Hi James,

Thanks for the info, sounds like we have a way to solve our problem. I have some additional questions. The spdk_mem_register() function, it just adds the region to the SPDK allocation map, right? It does not touch or modifies the memory in any way, right? Is it safe to say that we may register with SPDK all our pre-allocated memory when the application starts and just keep it that way?

Sincerely,

E.

 

 

From: Harris, James R
Sent: Wednesday, February 7, 2018 2:11 AM
To: Storage Performance Development Kit
Subject: Re: [SPDK] Memory buffer allocation in SPDK

 

 

 

From: SPDK <spdk-bounces@lists.01.org> on behalf of Ernest Zaslavsky <kreuzerkrieg@gmail.com>
Reply-To: Storage Performance Development Kit <spdk@lists.01.org>
Date: Tuesday, February 6, 2018 at 6:32 AM
To: "spdk@lists.01.org" <spdk@lists.01.org>
Subject: [SPDK] Memory buffer allocation in SPDK

 

Hi,

I’ve found this discussion https://lists.01.org/pipermail/spdk/2016-December/000251.html on memory allocation.
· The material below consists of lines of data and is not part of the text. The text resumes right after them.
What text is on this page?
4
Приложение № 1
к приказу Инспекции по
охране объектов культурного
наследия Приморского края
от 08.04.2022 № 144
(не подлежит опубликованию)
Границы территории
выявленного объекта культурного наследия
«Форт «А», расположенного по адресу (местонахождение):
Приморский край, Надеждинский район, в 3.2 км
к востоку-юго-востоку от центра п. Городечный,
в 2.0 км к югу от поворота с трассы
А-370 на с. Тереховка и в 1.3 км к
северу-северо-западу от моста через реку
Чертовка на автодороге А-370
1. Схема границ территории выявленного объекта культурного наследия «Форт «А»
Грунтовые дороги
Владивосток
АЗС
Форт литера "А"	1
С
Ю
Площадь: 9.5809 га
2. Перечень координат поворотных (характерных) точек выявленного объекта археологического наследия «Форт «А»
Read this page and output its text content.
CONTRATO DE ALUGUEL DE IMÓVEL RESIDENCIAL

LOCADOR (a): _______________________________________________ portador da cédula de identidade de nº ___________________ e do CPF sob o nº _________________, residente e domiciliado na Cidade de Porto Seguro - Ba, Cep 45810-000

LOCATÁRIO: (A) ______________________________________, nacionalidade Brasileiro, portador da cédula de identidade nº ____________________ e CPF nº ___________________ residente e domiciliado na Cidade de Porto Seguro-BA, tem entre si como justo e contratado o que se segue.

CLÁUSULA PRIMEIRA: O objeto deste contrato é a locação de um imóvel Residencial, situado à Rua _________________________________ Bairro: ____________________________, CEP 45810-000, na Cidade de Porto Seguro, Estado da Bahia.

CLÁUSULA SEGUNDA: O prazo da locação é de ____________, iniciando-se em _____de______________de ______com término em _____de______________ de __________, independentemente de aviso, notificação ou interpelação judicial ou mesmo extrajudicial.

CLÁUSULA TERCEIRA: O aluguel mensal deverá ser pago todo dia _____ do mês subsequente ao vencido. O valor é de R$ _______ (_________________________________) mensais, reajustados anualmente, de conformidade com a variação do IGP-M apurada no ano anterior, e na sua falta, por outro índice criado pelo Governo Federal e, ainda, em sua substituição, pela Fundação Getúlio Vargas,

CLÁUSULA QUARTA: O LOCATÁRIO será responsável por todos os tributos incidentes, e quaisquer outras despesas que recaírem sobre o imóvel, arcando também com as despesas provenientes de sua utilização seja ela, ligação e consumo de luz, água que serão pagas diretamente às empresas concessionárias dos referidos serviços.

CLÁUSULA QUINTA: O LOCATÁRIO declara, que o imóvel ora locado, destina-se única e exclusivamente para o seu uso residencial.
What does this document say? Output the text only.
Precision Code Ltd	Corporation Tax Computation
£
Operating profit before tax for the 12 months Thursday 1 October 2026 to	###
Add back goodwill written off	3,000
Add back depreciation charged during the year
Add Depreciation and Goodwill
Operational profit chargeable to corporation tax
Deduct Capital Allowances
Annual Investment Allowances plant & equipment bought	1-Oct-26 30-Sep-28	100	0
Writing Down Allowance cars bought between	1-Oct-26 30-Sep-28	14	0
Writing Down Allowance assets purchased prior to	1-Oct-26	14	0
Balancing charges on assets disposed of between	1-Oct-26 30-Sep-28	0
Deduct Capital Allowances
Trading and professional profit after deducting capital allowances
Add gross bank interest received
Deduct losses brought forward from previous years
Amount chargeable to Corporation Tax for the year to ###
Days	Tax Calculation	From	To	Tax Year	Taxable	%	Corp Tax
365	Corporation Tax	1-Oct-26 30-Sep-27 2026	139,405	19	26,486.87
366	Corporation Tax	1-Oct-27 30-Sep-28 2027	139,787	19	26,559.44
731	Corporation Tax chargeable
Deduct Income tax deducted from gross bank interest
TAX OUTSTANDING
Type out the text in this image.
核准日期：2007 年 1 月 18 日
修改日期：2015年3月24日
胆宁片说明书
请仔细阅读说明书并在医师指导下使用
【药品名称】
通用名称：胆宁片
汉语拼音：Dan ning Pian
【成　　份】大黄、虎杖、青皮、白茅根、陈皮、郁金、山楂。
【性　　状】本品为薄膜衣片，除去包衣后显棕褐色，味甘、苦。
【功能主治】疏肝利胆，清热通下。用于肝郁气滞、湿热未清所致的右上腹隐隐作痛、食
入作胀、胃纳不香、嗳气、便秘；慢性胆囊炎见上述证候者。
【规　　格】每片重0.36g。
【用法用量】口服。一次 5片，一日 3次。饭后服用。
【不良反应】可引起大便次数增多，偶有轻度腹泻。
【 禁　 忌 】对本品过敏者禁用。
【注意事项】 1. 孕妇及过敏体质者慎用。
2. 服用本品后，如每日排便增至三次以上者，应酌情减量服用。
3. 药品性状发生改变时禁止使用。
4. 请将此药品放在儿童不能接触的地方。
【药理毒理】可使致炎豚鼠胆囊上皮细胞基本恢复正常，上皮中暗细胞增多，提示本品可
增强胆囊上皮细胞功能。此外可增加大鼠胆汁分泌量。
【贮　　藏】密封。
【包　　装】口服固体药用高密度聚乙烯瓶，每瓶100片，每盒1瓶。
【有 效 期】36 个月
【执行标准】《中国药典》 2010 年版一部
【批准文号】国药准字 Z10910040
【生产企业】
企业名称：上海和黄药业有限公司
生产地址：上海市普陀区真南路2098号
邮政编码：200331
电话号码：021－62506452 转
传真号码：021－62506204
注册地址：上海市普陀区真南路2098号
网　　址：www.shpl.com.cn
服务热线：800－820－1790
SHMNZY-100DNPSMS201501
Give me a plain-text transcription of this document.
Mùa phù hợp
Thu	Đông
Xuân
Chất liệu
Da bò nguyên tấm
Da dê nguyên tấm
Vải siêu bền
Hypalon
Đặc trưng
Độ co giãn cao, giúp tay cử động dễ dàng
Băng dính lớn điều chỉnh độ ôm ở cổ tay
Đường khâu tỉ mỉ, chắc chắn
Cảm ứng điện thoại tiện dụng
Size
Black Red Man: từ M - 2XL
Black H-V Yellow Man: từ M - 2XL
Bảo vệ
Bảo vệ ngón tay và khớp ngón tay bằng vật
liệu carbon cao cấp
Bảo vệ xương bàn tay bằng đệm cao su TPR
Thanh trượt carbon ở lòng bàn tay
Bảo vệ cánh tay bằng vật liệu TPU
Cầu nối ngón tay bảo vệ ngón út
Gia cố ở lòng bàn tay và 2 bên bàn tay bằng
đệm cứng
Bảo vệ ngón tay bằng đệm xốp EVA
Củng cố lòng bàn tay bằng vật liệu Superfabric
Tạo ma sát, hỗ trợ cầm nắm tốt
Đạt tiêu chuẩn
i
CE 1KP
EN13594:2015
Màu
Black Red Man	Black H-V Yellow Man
I have similar situation – our application uses some allocator to create IO buffers, but of course, SPDK would not accept such a buffer. So I have two questions:

1)      I cant find in code the spdk_vtophys_register() mentioned in the above link, is it removed? If not, where is it? How to use it?

 

Hi Ernest,

 

spdk_mem_register() is the equivalent function now.  This will register the specified buffer not only for virtual-to-physical address translation, but also for RDMA operations using the SPDK NVMe-oF driver.

 

2)      In case our allocator uses hugepages and it is aligned on 4Kib boundary, is there a way to make the SPDK believe that this buffer could be used for NVMe IO?

 

spdk_mem_register() is the function to use.  Note that currently for vtophys translation, the specified buffer must be 2MiB aligned and an even 2MiB multiple.